Se você tivesse cargo em algum conselho distrital você conseguia – pela primeira vez em todos os tempos – comprar casa própria com desconto imenso; e, no mesmo dia, você já era capturado e entrava diretamente no inferno da hipoteca. Foi esse boom imobiliário –boom de endividamento, na verdade – que, com a liberalização financeira, super turbinou o boom de consumo do início dos anos 2000s. E, então, tudo voou pelos ares. Os Sex Pistols, apenas quatro anos depois de Ziggy played guitar [18] já haviam profetizado, em 1976, o que viria: “Anarquia no Reino Unido”: “seu sonho de futuro é um plano de compras. Achei que era o Reino Unido/ou outra prefeitura qualquer de fim de linha”. [19]

E até antes disso, em 1974, os “Diamond Dogs” de Bowie reconvertidos de Spiders from Mars já haviam visto tudo: “No ano do abutre, estação da cadela/ gingando pela calçada, escapar para a trincheira/só mais uma canção futura, coisinha brega solitária (E virá sofrimento), tente e acorde amanhã” [20]. Conversa de pré-jogo de colapso social inevitável.

Durante os anos 1980s de Thatcher (estação da cadela da Rainha?), a renda média por domicílio aumentou 26%. Mas para os 10% mais pobres, só aumentou 4,6%. Os 10% mais ricos saíram-se muito melhor. A pobreza infantil quase duplicou – alcançou 3,3 milhões. Thatcher privatizou até o leite para as escolas infantis. O número de aposentados pobres explodiu para 4,1 milhões. O gasto público correspondia a 44,6% do PIB em 1979. Em 1990, já caíra para 39,1%. Hoje voltou a subir: está em 46,2%. “Oh, não se apóie em mim, cara,/porque você não tem dinheiro para comprar o ingresso”. [21]

O principal legado disso tudo é desindustrialização; incluindo as manufaturas, a indústria na Grã-Bretanha correspondia a 40% do PIB nacional em 1979; caiu para 34% em 1990. Agora está abaixo de minguados 22%. E pensar que esses tonéis e tonéis de neoliberalismo e conservadorismo social extremista, mais umas doses da vodka extra de “tradicionais valores morais”, terminaram por gerar massas de desempregados. Oh, coisinhas mais lindinhas/Não sabem que estão enlouquecendo seus papais&mamães?”  [22].

O major Maggie: controle em campo

David Bowie é byroniano, baudelairiano, oscar-wildeano, homem de teatro, amante de máscaras, mestre do artifício, supremo dandy. É tudo que possa ser entalhado – não cabe em palavras comuns ou programação comum – como se vê na exposição do museu V&A. Comparado a Thatcher, ele é, mesmo, uma Aranha Marciana. [23]

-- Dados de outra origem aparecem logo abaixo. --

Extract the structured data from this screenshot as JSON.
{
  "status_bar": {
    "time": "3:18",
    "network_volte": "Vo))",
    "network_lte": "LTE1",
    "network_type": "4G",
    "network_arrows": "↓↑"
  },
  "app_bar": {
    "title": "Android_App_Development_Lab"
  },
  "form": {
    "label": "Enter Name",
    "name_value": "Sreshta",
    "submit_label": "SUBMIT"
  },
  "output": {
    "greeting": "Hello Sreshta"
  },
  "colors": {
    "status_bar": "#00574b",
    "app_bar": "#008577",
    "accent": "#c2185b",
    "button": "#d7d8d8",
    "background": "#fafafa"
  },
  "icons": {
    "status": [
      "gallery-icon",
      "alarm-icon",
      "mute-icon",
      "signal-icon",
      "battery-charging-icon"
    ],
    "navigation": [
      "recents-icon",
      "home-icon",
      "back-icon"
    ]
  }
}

O corte – rápido, assimétrico, corte-salto na trama do tempo – é a essência da criatividade de Bowie, seu legado eterno. Como experimento pós-Dada, que William Burroughs resume brilhantemente, como “uma nova dimensão para dentro da escritura, que permite que o escrito converta imagens em variações cinemáticas”, [*] técnicas de corte perfeitamente adequadas, como o próprio Bowie admitiu, à sua consciência fragmentada (como milhões de consciências em todo o mundo).

Assim, lá estava eu no museu, a procura de alguma coisa em que Ziggy realmente tivesse passado a perna em Maggie. Lá está.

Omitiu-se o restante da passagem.